Ne abbiamo scelti quattro, due nel cuore di Napoli e due sulla Costiera, che testimoniano questa trasformazione da prospettive diverse. Due immersi nella trama urbana di Napoli, densa di storia e memoria ma lontana dalla cartolina balneare; gli altri due abbracciano il Mediterraneo, uno dalla quiete di Agerola, l’altro con lo sguardo sul Golfo di Vico Equense.

Insieme, danno forma a un’idea di gastronomia che non consola ma racconta.
Marco Ambrosino è il timoniere visionario di Sustànza; Marco Caputi guida con rigore e profondità Veritas; Vincenzo Guarino firma il suo ritorno in patria a La Corte degli Dei; mentre Emanuele Scotti guarda il mare dal Maxi a Capo La Gala.

In ognuno di questi luoghi la cucina trova il suo contrappunto ideale nella sala, spazi dove l’ospitalità non è semplice servizio ma gesto culturale affidato a professionisti capaci di tradurre la filosofia dello chef in calore, ascolto e ritmo.

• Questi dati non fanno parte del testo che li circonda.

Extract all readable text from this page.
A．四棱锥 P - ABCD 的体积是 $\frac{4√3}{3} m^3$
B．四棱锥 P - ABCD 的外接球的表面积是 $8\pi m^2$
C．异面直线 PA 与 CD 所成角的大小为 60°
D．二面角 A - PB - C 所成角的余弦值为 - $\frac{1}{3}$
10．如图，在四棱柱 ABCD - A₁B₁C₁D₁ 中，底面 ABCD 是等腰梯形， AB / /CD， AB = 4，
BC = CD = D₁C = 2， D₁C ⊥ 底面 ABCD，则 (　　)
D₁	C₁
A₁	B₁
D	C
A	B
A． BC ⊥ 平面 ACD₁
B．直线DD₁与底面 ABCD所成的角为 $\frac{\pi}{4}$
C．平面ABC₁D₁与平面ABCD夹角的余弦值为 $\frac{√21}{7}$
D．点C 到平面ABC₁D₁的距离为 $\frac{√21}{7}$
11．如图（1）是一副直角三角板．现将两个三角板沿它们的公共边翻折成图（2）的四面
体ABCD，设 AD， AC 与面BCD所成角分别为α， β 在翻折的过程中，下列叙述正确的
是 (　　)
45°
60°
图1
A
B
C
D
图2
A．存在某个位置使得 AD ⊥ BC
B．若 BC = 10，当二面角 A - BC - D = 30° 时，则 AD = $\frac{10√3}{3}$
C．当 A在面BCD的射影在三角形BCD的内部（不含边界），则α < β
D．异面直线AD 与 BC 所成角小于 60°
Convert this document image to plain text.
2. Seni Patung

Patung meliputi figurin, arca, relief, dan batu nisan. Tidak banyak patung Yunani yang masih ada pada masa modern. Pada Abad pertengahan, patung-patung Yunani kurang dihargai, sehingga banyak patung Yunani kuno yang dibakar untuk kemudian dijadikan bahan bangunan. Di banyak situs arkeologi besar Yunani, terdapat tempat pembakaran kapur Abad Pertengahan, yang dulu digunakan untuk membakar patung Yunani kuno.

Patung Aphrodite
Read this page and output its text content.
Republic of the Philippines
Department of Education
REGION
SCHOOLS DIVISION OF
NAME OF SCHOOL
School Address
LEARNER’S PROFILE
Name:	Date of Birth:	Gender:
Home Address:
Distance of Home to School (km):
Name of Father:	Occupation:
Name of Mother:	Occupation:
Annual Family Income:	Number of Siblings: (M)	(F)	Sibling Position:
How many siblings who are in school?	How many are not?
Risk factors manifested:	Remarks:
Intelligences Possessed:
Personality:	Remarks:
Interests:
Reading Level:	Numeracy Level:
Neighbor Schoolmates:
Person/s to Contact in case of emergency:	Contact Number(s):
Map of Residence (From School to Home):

Sustànza – Napoli | Chef Marco Ambrosino
Nel cuore della città, al primo piano della Galleria Principe di Napoli, elegante struttura ottocentesca a pochi passi dal Museo Archeologico Nazionale e dall’Accademia di Belle Arti, Sustànza è il ristorante gastronomico firmato da Marco Ambrosino. Il locale si affaccia dall’alto sul cocktail bar e caffè letterario ScottoJonno, condividendone lo spirito culturale e progettuale, un luogo dove la memoria si fa materia e la cucina diventa pensiero. Ambrosino, cuoco visionario dalle radici procidane, costruisce un linguaggio gastronomico personale che indaga, racconta e spiazza. La tradizione non viene mai semplicemente ripetuta ma attraversata, interrogata e rovesciata. Ingredienti simbolici, spezie ancestrali, fermentazioni e affumicature danno vita a piatti che sono tappe di un viaggio mentale nel Mediterraneo, lontano da cartoline e folclore, vicino invece a culture, popoli e migrazioni. Il menu è più un diario che una lista, un percorso libero che prende forma in base alle stagioni e alla narrazione. Tra i piatti emblematici “La Chiajozza”, crudo di canocchie, cavolo cappuccio, olio di pino marittimo e gelato al riccio di mare, è un’immersione salmastra in una costa immaginaria dove il mare si mescola alla resina e ai venti. Più carnale e arcaico il racconto della pecora, uno stracotto intenso servito con more, polenta affumicata, agresto e limone nero, affiancato da un dobladillo di spinaci e pomodoro alla brace, un batbout al grasso di pecora con paté di interiora, foglia di vite e marsala e uno spiedo di radicchio all’angostura con sucuk di pecora. Un piatto-rituale complesso e stratificato che parla di terra, identità e trasformazione.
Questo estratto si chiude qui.